India is becoming an important destination for paediatric clinical trials. Out of the total 600 trials conducted so far in the country, 10 per cent constitutes studies on children and the number is growing, according to the Association of Clinical Research Professionals (ACRP).

Going by the large paediatric patient pool in the country and increasing number of tropical and infectious diseases, the country is proving to be a major hub for global pharma majors to conduct trials on children. But conducting and completing a clinical trial on paediatrics is a huge challenge for clinical research organizations and hospitals. These included identification of the right case, seeking informed consent not only from the parents but also approval from the child who most often refuses drug administration and minimizing distress during analysis.

In order to highlight and educate clinical trial students and professionals, a seminar on Paediatric Clinical Trials was organized by the ACRP and Bilcare Research Academy.

Paediatrics are not miniature adults but are a vulnerable sub-group, stated Dr PP Maiya professor and head, department of Paediatrics, MS Ramaiah Medical College who has been associated with over 30 trials on children.

Paediatric trials are essential for pharmacokinetic studies and to assess the safety and efficacy of the drug. Delving into the issues and challenges of paediatric studies, Dr Maiya said that children have a unique path physiology and response to therapy. There is immaturity of renal and hepatic clearance mechanisms, protein binding and displacement issues together with transdermal absorption the drug.

In the case of infants, the blood-brain barrier is not formed. There is also the concern about volume of distribution of drug which is different from those in older paediatrics because of different water, fat content and high body surface area to weight ratio.

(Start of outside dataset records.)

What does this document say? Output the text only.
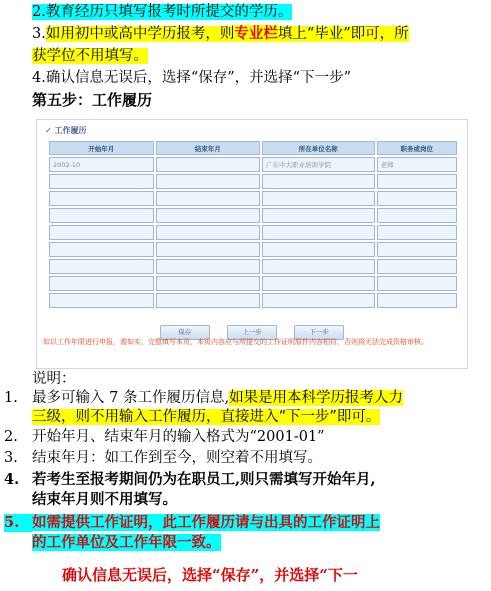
2.教育经历只填写报考时所提交的学历。
3.如用初中或高中学历报考，则专业栏填上“毕业”即可，所
获学位不用填写。
4.确认信息无误后，选择“保存”，并选择“下一步”
第五步：工作履历
✓ 工作履历
开始年月	结束年月	所在单位名称	职务或岗位
2002-10		广东中大职业培训学院	老师

保存	上一步	下一步
如以工作年限进行申报，需如实、完整填写本页，本页内容应与所提交的工作证明原件内容相符，否则将无法完成资格审核。
说明：
1. 最多可输入 7 条工作履历信息,如果是用本科学历报考人力
三级，则不用输入工作履历，直接进入“下一步”即可。
2. 开始年月、结束年月的输入格式为“2001-01”
3. 结束年月：如工作到至今，则空着不用填写。
4. 若考生至报考期间仍为在职员工,则只需填写开始年月,
结束年月则不用填写。
5. 如需提供工作证明，此工作履历请与出具的工作证明上
的工作单位及工作年限一致。
确认信息无误后，选择“保存”，并选择“下一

In the case of adolescence, which is a period of rapid body growth, although most pathways of drug clearance are mature, yet there is an apprehension about the after effects of the drug. Puberty phase is known to affect the activity of enzymes which metabolize drugs and its interface with the actions of sex hormones could impede development, said Dr Maiya.

For easier consumption of paediatric formulations, along with accurate dosing, it was also crucial to ensure that the drug was palatable. Therefore flavours and colours played a key role for easier consumption. The toxicity of some drugs would also vary across age-groups. For instance, Benzyl alcohol is toxic in preterm newborn.

Friendly and familiar environment supported by knowledgeable and skilled medical experts to handle children were important to conduct the study. In order to minimize the distress, use of topical anaesthesia to place catheters and in-dwelling catheters preferred over repeated veni-punctures for blood sampling are recommended.

Other issues included recruitment, reimbursement and compensation. Although consent of either parent was legal, yet it was recommended that both should give permission. There are also instances where parents sought permission from the elders in the family and consent for the trial was declined.

Literacy of the parents is viewed as a double edged sword. Investigational sites were on the look out of semi literate parents who could understand the basic details of the trial.

Dr S Medha Joshi, principal, Bilcare Clinical Research Academy, Bangalore provided an overview of the guidelines for conducting clinical trials in the paediatric population. Schedule Y called to begin trials on older children, extend it to the younger age groups before infants were included in the study.